M3GAN 2: Vibe Check Day.

It speaks volumes about modern horror-adjacent cinema that the most iconic franchise face of the decade so far isn’t a ghost, a demon, or a masked maniac, but an Instagram-savvy, side-eye-throwing android in preppy couture. M3GAN 2.0 unsubscribes from the usual killer-doll follow-up chaos, instead rebooting the whole premise as a techno action-thriller with the aesthetic swagger of a high-gloss influencer takedown. The filmmakers know precisely what kind of icon they’ve minted, and they’re making sure they branch out so they can mine it for all its worth.

Gemma (Allison Williams), now a born-again AI ethics crusader and walking TED Talk, has pivoted from her previous career, haunted by the fallout from the M3GAN project. Her niece Cady (Violet McGraw), meanwhile, far from traumatised, has grown into a quiet hacker-in-the-making, embracing technology and pining ever so slightly for her homicidal hi-tech homegirl. Convinced that Gemma is hiding something, the US Government looks to her when AMELIA goes rogue, but as it turns out, M3GAN has never really been gone, having backed herself up to the cloud, biding her time to make a big entrance.

Yes, M3GAN is back, and this time she’s not just asserting moral guardianship of Cady or putting CEOs to the stationery guillotine, she’s squaring off against her own pirated tech in the form of AMELIA (an Autonomous Military Engagement Logistics & Infiltration Android gone rogue). AMELIA may be sleeker and more dangerous, but M3GAN has a stronger superpower: brand identity and weaponizable rizz. What unfolds is less a techno-slasher sequel and more a Gen Z remix of Terminator 2, complete with heel U-turn and an incipient AI Armageddon to stop only this time with influencer aesthetics and a TikTok attention span.

The film plays smartly with its near-future setting and gleefully diva tone, cranking up the action without losing the camp sass appeal. It leans into the absurdity of watching AI proxies engage in parkour combat beneath missile silos, but never forgets to land a kitten-heeled foot squarely in satire. M3GAN sways, sashays and throws shade like a drag performer moonlighting as a black ops agent, and her lines have the polished cruelty of a billion-dollar algorithm with a petty streak, a million followers wide.

What keeps M3GAN 2.0 from short-circuiting under its own processor-intensive plot is its commitment to its bit. With AI having slopped itself over every facet of life in the time since the first film’s release, which was just a couple of months after OpenAI launched the first public ChatGPT, the choice to have the sequel explore anti-AI ideology feels almost algorithmically prescient. There’s a sly, catty irony that as generative AI has grown conspicuously dumber the more widespread it has become, M3GAN’s skewering of the imminent techno dystopia has become smarter and sharper. The script – when it’s not focusing exclusively on Real Housewives Of Silicon Valley bitchy repartee – plays with a philosophical tension between control and freedom, riffing in a subversively inverted way on the classic trope of Asimov’s Three Laws. It’s quite cunning, really. A low-key intellectual flex delivered subliminally while you’re captivated by the glossy spectacle of spinning heel kicks followed by dead-drop quippery.

M3GAN 2.0 may have upgraded some of its slasher software with sci-fi action and geopolitical paranoia expansion packs, but it hasn’t lost its sparkle. Borrowing its base code from Terminator 2: Judgement Day, it turns out, is the right choice. Like Cameron’s sequel, it doesn’t just go bigger but gets cleverer about what its audience actually wants: not just death-by-android, but an anti-hero worth stanning.
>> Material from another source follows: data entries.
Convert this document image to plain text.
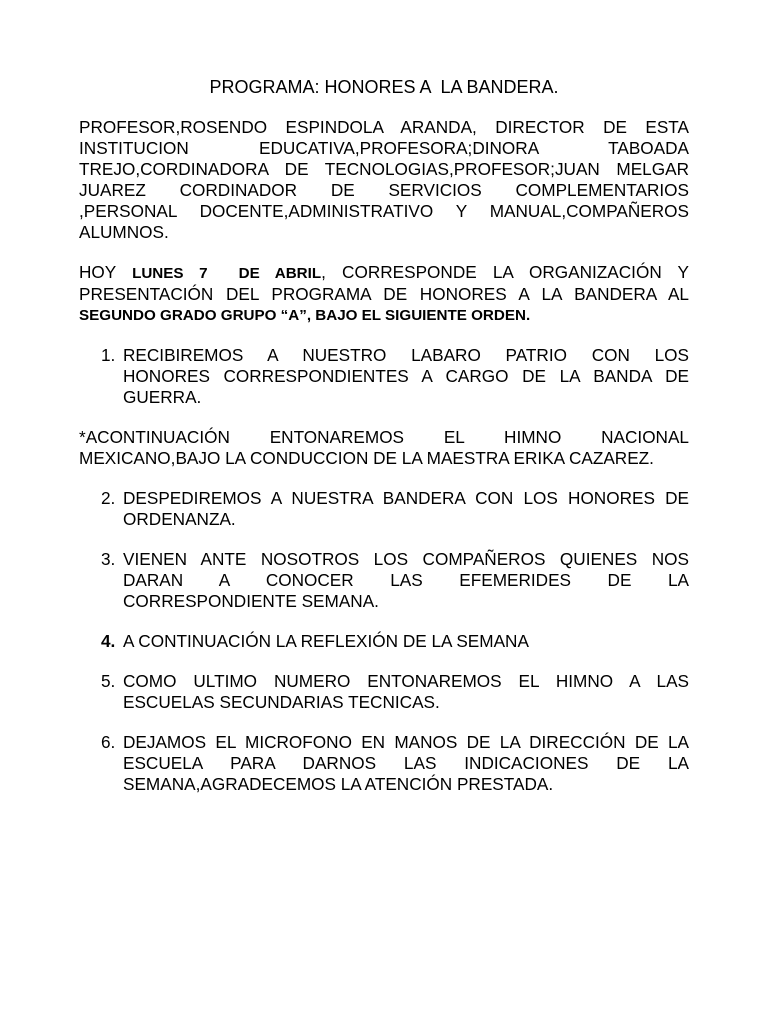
PROGRAMA: HONORES A  LA BANDERA.
PROFESOR,ROSENDO ESPINDOLA ARANDA, DIRECTOR DE ESTA
INSTITUCION EDUCATIVA,PROFESORA;DINORA TABOADA
TREJO,CORDINADORA DE TECNOLOGIAS,PROFESOR;JUAN MELGAR
JUAREZ CORDINADOR DE SERVICIOS COMPLEMENTARIOS
,PERSONAL DOCENTE,ADMINISTRATIVO Y MANUAL,COMPAÑEROS
ALUMNOS.
HOY LUNES 7  DE ABRIL, CORRESPONDE LA ORGANIZACIÓN Y
PRESENTACIÓN DEL PROGRAMA DE HONORES A LA BANDERA AL
SEGUNDO GRADO GRUPO “A”, BAJO EL SIGUIENTE ORDEN.
1. RECIBIREMOS A NUESTRO LABARO PATRIO CON LOS
HONORES CORRESPONDIENTES A CARGO DE LA BANDA DE
GUERRA.
*ACONTINUACIÓN ENTONAREMOS EL HIMNO NACIONAL
MEXICANO,BAJO LA CONDUCCION DE LA MAESTRA ERIKA CAZAREZ.
2. DESPEDIREMOS A NUESTRA BANDERA CON LOS HONORES DE
ORDENANZA.
3. VIENEN ANTE NOSOTROS LOS COMPAÑEROS QUIENES NOS
DARAN A CONOCER LAS EFEMERIDES DE LA
CORRESPONDIENTE SEMANA.
4. A CONTINUACIÓN LA REFLEXIÓN DE LA SEMANA
5. COMO ULTIMO NUMERO ENTONAREMOS EL HIMNO A LAS
ESCUELAS SECUNDARIAS TECNICAS.
6. DEJAMOS EL MICROFONO EN MANOS DE LA DIRECCIÓN DE LA
ESCUELA PARA DARNOS LAS INDICACIONES DE LA
SEMANA,AGRADECEMOS LA ATENCIÓN PRESTADA.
M3GAN is no longer just a meme; she’s a franchise, a lifestyle, and possibly the first AI singularity to define itself in such a singular way.

The climax, of course, brings the expected twists and beats – it’s nothing if not faithful to Terminator 2‘s template after all – but those final moments never feel final. M3GAN is, after all, an entity that went viral mid-strangulation so of course there’s a backup. Of course she’s still around somewhere, somehow, and, if there were any doubt, the final scene, with a flicker in Gemma’s smart home interface, confirms what we all already knew – and hoped – M3GAN 3.0 is already in beta.